In the mid-1880s, prospectors and miners arrived in the river’s watershed. Beginning in 1885, a series of gold strikes foreshadowed the 1896 find on Bonanza Creek, which in turn led to the Klondike Gold Rush. The gold rush transformed the Yukon and the river, greatly increasing steamboat traffic and the number of newcomers. Although the main mining operations were on tributaries of the Yukon River, Dawson City — the territory’s principal settlement — was at the confluence of the Klondike and the Yukon. Just south of Dawson City was Tr’ochëk, an ancient Tr'ondëk Hwëch'in fish camp. Miners purchased dwellings from the Tr'ondëk Hwëch'in at Tr’ochëk, and the sawmills and rafted logs that came with their settlements began to damage the salmon fishery. Under the leadership of Chief Isaac, the Tr'ondëk Hwëch'in moved to Moosehide, 5 km downstream.
Sternwheelers continued to operate, serving the smaller population that stayed on at Dawson City after the gold rush. When the Alaska Highway was completed in 1942 it reoriented the activity in the central Yukon away from the river.
Whitehorse, situated on the Yukon River, became the capital of the territory in 1953, and shortly thereafter construction began on a hydroelectric dam at the White Horse Rapids (for which the community was named). The power plant opened in 1958 and continues to supply electricity to the city. A 366-metre-long wood and concrete fish ladder was constructed to help migrating salmon bypass the dam to get to their spawning beds.
The river remains central to Indigenous cultural landscapes in the Yukon and also serves as a popular tourist destination for those interested in wilderness canoe trips. Many visitors paddle down the river each year to the Dawson City Music Festival and the biannual Moosehide Gathering.

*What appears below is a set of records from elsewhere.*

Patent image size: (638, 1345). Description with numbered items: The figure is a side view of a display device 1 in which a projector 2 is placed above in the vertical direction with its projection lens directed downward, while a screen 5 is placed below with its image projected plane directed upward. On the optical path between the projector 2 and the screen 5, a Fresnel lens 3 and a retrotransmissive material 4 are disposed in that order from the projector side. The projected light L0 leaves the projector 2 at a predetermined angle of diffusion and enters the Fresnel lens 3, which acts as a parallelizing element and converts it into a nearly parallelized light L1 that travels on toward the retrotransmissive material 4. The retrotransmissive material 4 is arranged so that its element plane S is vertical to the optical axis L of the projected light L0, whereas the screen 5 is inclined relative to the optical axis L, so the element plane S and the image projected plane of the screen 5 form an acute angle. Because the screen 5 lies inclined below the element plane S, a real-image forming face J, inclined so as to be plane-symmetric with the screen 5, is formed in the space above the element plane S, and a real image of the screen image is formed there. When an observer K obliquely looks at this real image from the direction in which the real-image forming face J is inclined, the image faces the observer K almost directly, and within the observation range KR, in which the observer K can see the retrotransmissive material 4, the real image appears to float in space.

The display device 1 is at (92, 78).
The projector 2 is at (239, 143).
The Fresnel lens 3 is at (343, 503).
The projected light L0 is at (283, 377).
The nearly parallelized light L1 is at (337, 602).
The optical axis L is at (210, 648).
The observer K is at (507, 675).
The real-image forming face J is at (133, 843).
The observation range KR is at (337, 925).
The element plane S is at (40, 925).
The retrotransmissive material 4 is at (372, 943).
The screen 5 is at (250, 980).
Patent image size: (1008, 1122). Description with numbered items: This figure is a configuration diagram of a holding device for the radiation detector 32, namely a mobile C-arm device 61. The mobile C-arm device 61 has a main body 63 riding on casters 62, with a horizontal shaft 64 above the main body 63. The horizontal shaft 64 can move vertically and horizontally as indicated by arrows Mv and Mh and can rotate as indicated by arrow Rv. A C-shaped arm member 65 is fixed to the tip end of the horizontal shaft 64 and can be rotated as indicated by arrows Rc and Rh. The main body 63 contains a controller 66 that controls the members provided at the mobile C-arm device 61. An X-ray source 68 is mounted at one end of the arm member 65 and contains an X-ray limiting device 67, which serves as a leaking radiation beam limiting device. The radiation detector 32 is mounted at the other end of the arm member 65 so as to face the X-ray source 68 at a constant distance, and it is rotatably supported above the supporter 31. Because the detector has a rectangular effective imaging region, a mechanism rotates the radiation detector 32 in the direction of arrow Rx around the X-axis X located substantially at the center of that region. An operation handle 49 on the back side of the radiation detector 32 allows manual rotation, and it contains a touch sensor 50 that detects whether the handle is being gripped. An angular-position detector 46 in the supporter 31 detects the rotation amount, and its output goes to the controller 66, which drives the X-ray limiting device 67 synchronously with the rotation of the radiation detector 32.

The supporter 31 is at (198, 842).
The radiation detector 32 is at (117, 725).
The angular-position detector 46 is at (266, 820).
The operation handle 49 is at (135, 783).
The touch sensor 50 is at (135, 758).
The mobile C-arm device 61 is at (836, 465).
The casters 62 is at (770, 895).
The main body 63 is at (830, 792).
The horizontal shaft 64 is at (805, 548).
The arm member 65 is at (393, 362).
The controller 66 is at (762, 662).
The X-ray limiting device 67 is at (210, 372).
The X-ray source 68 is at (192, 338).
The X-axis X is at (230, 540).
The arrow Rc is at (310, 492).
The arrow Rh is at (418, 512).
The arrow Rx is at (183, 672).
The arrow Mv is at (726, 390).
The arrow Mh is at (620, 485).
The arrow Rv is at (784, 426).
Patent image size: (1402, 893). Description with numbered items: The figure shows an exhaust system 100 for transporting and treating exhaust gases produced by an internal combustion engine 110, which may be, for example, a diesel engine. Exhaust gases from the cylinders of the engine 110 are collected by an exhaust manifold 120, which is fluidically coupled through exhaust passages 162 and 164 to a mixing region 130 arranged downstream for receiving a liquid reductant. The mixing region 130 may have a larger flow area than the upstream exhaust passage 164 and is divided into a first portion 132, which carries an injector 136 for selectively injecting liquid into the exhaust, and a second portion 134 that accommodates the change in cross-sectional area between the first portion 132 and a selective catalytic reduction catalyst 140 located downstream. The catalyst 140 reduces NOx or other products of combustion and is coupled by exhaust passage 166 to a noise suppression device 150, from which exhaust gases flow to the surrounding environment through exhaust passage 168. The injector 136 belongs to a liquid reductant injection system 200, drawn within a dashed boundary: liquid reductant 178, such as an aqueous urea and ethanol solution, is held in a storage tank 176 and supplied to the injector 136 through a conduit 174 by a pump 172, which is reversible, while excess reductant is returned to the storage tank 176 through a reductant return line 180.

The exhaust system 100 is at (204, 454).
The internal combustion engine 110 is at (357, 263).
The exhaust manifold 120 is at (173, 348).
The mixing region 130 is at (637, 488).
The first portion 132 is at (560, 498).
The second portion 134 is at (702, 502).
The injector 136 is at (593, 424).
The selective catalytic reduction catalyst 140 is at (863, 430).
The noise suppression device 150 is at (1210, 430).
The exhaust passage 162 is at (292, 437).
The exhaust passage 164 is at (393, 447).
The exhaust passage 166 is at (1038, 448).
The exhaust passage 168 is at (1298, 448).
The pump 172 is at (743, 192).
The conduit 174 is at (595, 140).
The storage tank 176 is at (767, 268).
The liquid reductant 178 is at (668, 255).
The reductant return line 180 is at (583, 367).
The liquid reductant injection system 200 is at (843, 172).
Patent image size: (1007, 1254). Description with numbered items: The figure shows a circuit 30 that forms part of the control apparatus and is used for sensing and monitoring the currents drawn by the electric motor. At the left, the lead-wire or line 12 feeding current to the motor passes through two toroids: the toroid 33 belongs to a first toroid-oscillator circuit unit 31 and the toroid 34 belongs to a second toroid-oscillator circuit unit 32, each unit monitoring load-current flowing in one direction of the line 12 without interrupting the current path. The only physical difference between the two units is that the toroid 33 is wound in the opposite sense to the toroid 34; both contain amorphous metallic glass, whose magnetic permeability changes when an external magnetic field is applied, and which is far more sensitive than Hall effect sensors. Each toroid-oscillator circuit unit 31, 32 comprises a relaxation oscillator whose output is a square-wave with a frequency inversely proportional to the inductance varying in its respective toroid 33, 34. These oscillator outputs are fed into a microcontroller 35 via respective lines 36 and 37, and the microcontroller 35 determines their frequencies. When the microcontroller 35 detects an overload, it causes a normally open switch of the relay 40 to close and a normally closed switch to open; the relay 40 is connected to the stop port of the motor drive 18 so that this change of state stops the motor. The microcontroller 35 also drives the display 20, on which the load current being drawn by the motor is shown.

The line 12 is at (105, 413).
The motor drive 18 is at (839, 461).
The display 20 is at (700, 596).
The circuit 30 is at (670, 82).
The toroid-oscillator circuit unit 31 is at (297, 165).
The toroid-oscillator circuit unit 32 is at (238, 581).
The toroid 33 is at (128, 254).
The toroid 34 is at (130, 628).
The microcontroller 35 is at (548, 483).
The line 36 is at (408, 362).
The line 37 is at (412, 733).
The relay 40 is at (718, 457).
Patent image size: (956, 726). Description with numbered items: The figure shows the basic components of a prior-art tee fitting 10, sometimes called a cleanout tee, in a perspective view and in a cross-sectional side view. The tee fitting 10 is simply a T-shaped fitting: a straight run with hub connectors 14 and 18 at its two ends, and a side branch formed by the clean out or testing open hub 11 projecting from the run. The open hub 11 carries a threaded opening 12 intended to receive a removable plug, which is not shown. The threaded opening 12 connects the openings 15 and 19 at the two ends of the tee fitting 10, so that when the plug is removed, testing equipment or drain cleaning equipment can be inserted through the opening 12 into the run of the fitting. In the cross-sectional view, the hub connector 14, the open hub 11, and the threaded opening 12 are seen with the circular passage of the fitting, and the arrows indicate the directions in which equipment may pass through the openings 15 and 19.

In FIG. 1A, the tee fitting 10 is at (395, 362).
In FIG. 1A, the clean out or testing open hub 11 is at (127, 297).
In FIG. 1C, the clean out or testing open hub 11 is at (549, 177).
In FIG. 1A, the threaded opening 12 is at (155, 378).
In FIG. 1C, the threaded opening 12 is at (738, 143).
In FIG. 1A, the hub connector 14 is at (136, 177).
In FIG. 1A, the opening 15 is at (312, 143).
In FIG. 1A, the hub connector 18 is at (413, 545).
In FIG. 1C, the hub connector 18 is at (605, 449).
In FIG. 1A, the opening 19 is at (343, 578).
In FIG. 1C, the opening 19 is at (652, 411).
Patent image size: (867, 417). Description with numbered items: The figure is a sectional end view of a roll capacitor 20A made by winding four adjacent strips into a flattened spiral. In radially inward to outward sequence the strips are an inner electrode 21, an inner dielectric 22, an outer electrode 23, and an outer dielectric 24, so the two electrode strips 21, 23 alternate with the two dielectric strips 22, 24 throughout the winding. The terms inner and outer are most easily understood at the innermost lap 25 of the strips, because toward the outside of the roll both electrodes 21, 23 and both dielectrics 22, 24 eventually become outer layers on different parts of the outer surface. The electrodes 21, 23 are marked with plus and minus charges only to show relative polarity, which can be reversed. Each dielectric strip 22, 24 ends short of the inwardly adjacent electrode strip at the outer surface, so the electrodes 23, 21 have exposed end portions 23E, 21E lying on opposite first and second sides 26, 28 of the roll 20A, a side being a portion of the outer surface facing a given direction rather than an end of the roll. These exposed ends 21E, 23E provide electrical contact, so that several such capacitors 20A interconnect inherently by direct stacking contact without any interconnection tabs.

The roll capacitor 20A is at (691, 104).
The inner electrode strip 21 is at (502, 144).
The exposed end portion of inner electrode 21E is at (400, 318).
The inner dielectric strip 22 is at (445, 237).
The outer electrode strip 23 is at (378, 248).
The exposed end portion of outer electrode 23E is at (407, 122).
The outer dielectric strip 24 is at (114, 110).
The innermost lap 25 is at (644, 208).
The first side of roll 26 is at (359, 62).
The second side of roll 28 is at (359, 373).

Since the late 20th century, climate change has caused river ice to break up earlier in the spring, sometimes aggravating natural hazards like ice-jam floods, which have historically caused damage in Dawson City. Each fall Whitehorse discharges its treated sewage into the Yukon River, where it joins waste waters from smaller communities such as Dawson. Elevated contaminant levels have been found in fish in Lake Laberge, notably lake trout, burbot and northern pike; however, these contaminants are thought to originate from distant sources.